How it came to be: spotting the gap
The origins of 17Capital clearly demonstrate founder Pierre-Antoine de Selancy's visual nature. While attending a conference in Zurich in 2006, watching the secondaries panel, de Selancy was struck by the polarity of the speakers. The panel comprised three secondary houses and one debt provider. By mentally comparing the panel to a typical buyout panel, where one would expect to see a few buyout houses, a debt provider and someone between them - typically a mezzanine provider, he literally spotted a gap in the market.
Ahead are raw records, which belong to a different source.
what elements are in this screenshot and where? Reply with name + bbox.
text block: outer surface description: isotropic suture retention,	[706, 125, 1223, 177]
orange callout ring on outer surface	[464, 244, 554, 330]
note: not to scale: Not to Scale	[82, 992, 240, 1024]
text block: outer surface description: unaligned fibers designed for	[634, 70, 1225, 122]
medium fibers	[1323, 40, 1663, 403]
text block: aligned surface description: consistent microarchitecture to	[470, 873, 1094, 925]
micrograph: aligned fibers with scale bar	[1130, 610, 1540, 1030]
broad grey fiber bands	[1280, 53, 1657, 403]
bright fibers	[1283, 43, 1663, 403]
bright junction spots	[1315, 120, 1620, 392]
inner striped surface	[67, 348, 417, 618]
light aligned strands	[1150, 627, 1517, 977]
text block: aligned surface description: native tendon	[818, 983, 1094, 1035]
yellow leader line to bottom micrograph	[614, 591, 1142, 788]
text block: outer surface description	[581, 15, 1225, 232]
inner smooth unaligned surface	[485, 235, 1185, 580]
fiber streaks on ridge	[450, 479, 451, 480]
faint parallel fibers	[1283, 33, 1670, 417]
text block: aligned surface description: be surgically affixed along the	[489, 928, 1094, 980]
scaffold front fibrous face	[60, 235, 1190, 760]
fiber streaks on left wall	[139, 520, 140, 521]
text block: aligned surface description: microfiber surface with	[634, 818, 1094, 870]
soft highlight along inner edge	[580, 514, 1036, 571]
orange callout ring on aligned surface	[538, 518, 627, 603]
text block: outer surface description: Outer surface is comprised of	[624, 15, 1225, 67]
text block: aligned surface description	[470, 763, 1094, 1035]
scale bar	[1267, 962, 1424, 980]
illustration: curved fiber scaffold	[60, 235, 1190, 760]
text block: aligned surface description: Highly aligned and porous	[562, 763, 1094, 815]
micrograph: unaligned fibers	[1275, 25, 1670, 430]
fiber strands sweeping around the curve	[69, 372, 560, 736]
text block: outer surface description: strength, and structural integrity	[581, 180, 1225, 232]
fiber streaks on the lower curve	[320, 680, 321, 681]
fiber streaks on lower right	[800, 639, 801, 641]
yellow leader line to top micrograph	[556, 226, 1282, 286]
De Selancy approached old friend Augustine Duhamel, who has a background in structured finance. After discussing the idea it became clear that the pair would work together on this new venture.
The firm was up and running by 2008, having spent the first half of the year securing the legals and obtaining its FCA licence. The second half of the year was focused on fundraising. Despite securing an investor that would support a €25m first close, on 29 July 2008 the team insisted on holding a first close on €23m. According to de Selancy, this was the single best decision he has ever made - the storm clouds were gathering by this point and he believes that if 17Capital had waited any longer to hold the first close, it would not be in the market today.
Funds
Fund 1
Launched in 2008 and reached final close on €88m in September 2010.
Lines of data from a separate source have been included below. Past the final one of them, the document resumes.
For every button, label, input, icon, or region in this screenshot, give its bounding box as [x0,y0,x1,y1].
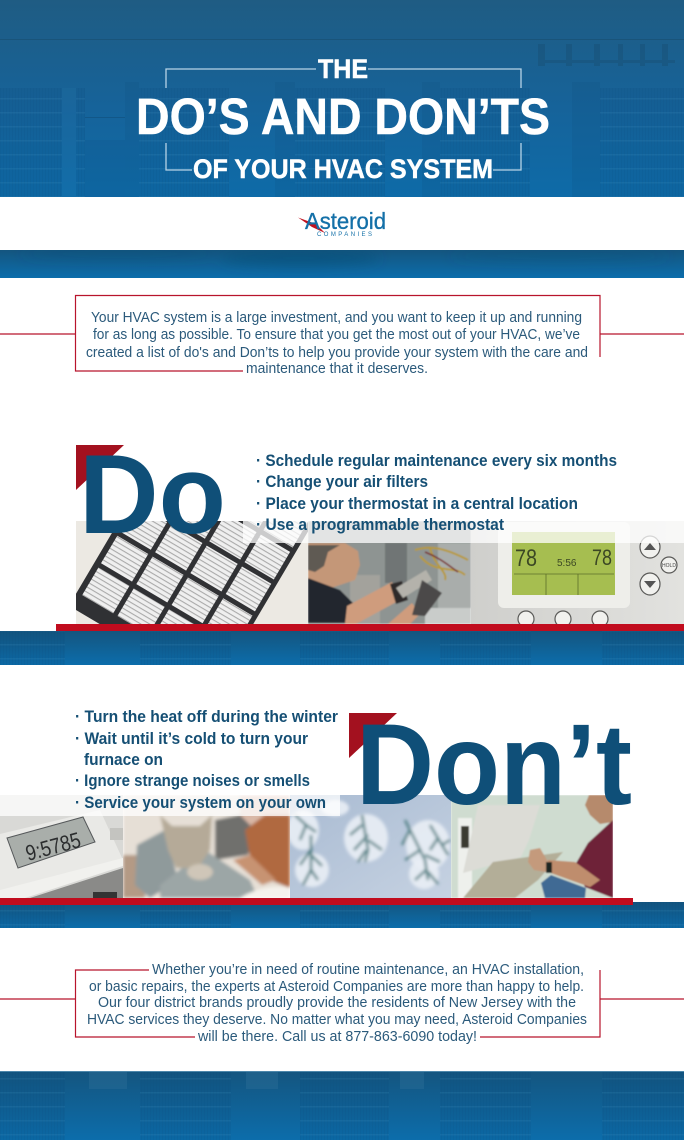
outro text: Our four district brands proudly provide the residents of New Jersey with the [98,995,576,1011]
intro text: maintenance that it deserves. [246,361,428,377]
intro text: Your HVAC system is a large investment, and you want to keep it up and running [91,310,582,326]
panel: textured blue strip [0,249,684,278]
title [136,54,550,184]
photo: thermostat: HOLD [662,563,676,569]
panel: do photo strip [76,521,684,624]
panel: don't photo strip [0,795,613,898]
do list: · Change your air filters [256,473,428,491]
panel: footer banner [0,1071,684,1140]
don't list [75,708,339,812]
don't heading: Don’t [356,701,632,829]
title: THE [318,54,368,84]
title frame [166,69,521,170]
do red bar [56,624,684,631]
panel: blue strip under do [0,631,684,665]
outro text [87,962,587,1045]
intro text: created a list of do's and Don’ts to help you provide your system with the care and [86,345,588,361]
panel: logo strip [0,198,684,249]
don't list: furnace on [84,751,163,769]
do list: · Schedule regular maintenance every six months [256,452,617,470]
title: OF YOUR HVAC SYSTEM [193,154,493,184]
don't list: · Turn the heat off during the winter [75,708,339,726]
do heading: Do [79,432,226,557]
panel: header banner [0,0,684,197]
icon: do red corner [76,445,124,490]
intro text: for as long as possible. To ensure that you get the most out of your HVAC, we’ve [93,327,580,343]
do list: · Place your thermostat in a central location [256,495,578,513]
don't overlay band [0,795,340,816]
photo: digital thermostat [0,795,123,898]
icon: don't red corner [349,713,397,758]
do list [256,452,617,534]
outro text: Whether you’re in need of routine maintenance, an HVAC installation, [152,962,584,978]
do overlay band [243,521,684,543]
panel: blue strip under don't [0,902,684,928]
outro text: will be there. Call us at 877-863-6090 today! [197,1029,477,1045]
outro text: or basic repairs, the experts at Asteroid Companies are more than happy to help. [89,979,584,995]
logo: Asteroid Companies: COMPANIES [317,232,372,238]
don't red bar [0,898,633,905]
don't list: · Ignore strange noises or smells [75,772,310,790]
photo: air filter [76,521,308,624]
outro frame [0,970,684,1037]
logo: Asteroid Companies: Asteroid [305,208,386,234]
do list: · Use a programmable thermostat [256,516,504,534]
photo: frosted pine branches [287,795,451,898]
photo: thermostat: 78 [515,545,537,572]
photo: digital thermostat: 9:5785 [23,827,83,866]
don't list: · Wait until it’s cold to turn your [75,730,309,748]
photo: thermostat: 78 [592,545,612,570]
photo: thermostat: 5:56 [557,558,577,569]
photo: man with air filter [451,795,613,898]
photo: woman holding cat [123,795,290,898]
title: DO’S AND DON’TS [136,88,550,145]
photo: thermostat [471,521,684,627]
outro text: HVAC services they deserve. No matter what you may need, Asteroid Companies [87,1012,587,1028]
photo: technician [308,521,471,624]
don't list: · Service your system on your own [75,794,326,812]
intro frame [0,296,684,371]
intro text [86,310,588,377]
An equal split of European and North American investors were said to have committed capital to the fund, which was anchored by Idinvest Partners and Alpha Associates. Other investors include Allianz Group, the Caisse des Depots et Consignations, CNP, BNP Paribas Private Equity and 17Capital itself.
Fund 2
Closed on €208m in June 2012, surpassing initial target.
17Capital drew on commitments from new and existing investors, including Allianz Group, the Caisse des Depots et Consignations, CNP and BNP Paribas Private Equity. New investors include insurers, pension funds and family offices from both Europe and the US.
Fund 3
Launched in Q3 2014 and reached final close on €500m in December of the same year, above its €450m target.
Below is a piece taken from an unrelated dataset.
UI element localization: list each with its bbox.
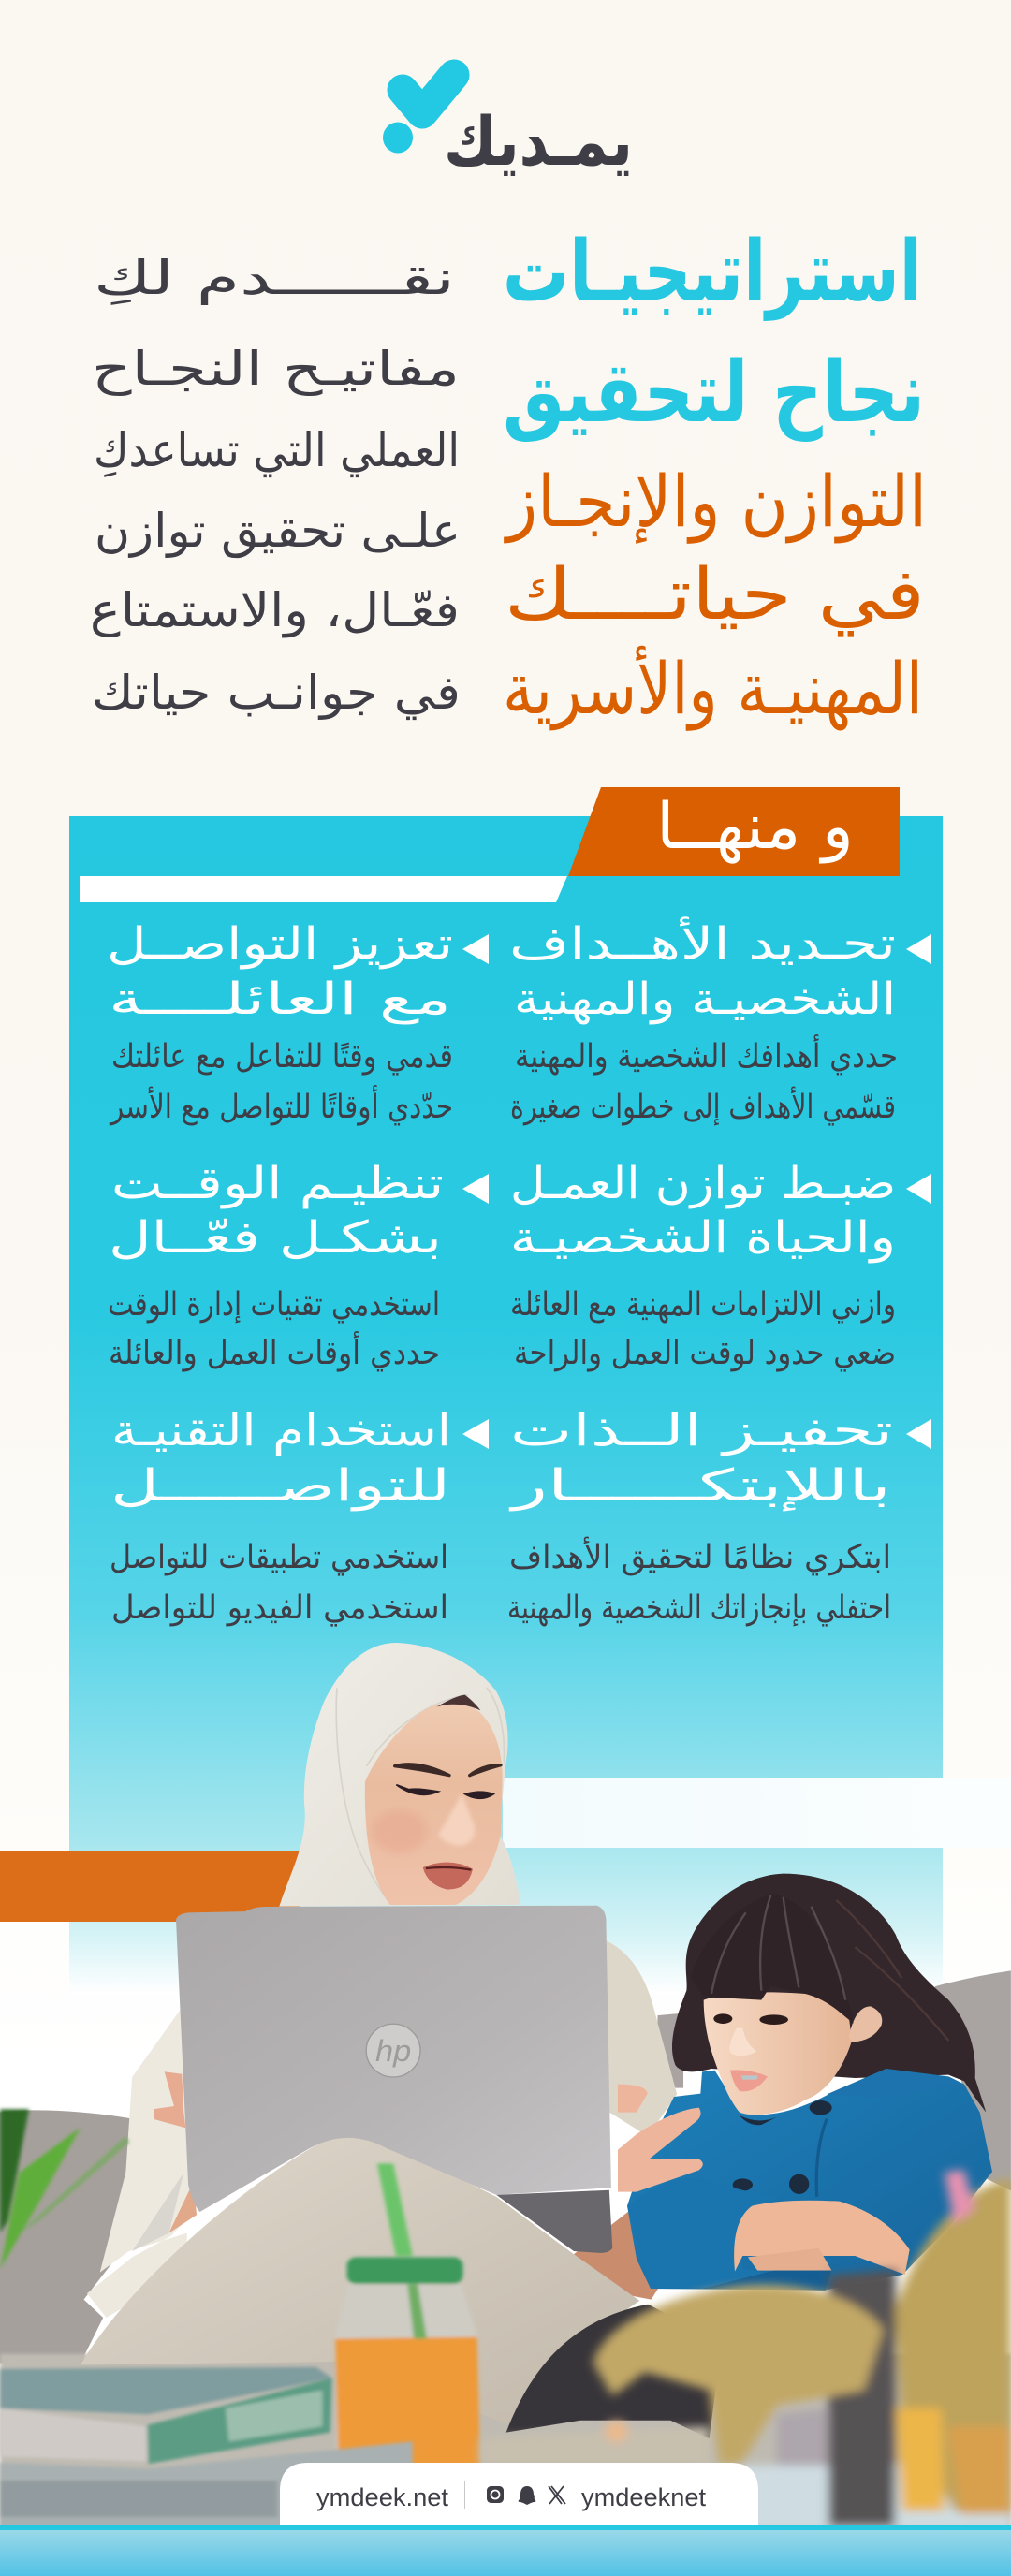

The vehicle received commitments from institutional investors including pension funds, insurance companies, sovereign wealth funds, university endowments and large family offices. The fund enjoyed a 95% re-up rate from existing investors. Commitments hailed predominantly from the UK, France and Canada. They were joined by a number of German investors. Private-client investment business Connection Capital participated in the fund, exceeding its original allocation due to the high level of demand from its own clients.
Team
Pierre-Antoine de Selancy, founder and managing partner
Before setting up 17Capital, de Selancy was a partner at Idinvest Partners (formally AGF Private Equity, part of Allianz), where he focused on secondary deals as well as primary fund investments and co-investments. Prior to Idinvest, he worked at Fondinvest Capital and Coller Capital. He began his career at PAI Partners.
Augustin Duhamel, co-founder and managing partner
Prior to setting up 17Capital, Duhamel was a director at Deloitte Finance, based in Paris, where he advised investors and management teams on distressed investments. Prior to that he was a manager at AT Kearney. Duhamel began his career at BNP Paribas in the structured finance team.
Robert de Corainville, partner
Before joining the firm in 2010, de Corainville worked at Merrill Lynch in the leveraged finance team. Previously, he held roles at Bank of Scotland, where he focused on portfolio management, restructuring and origination. He began his career in 2001 at Ashurst in Paris, advising on private equity deals.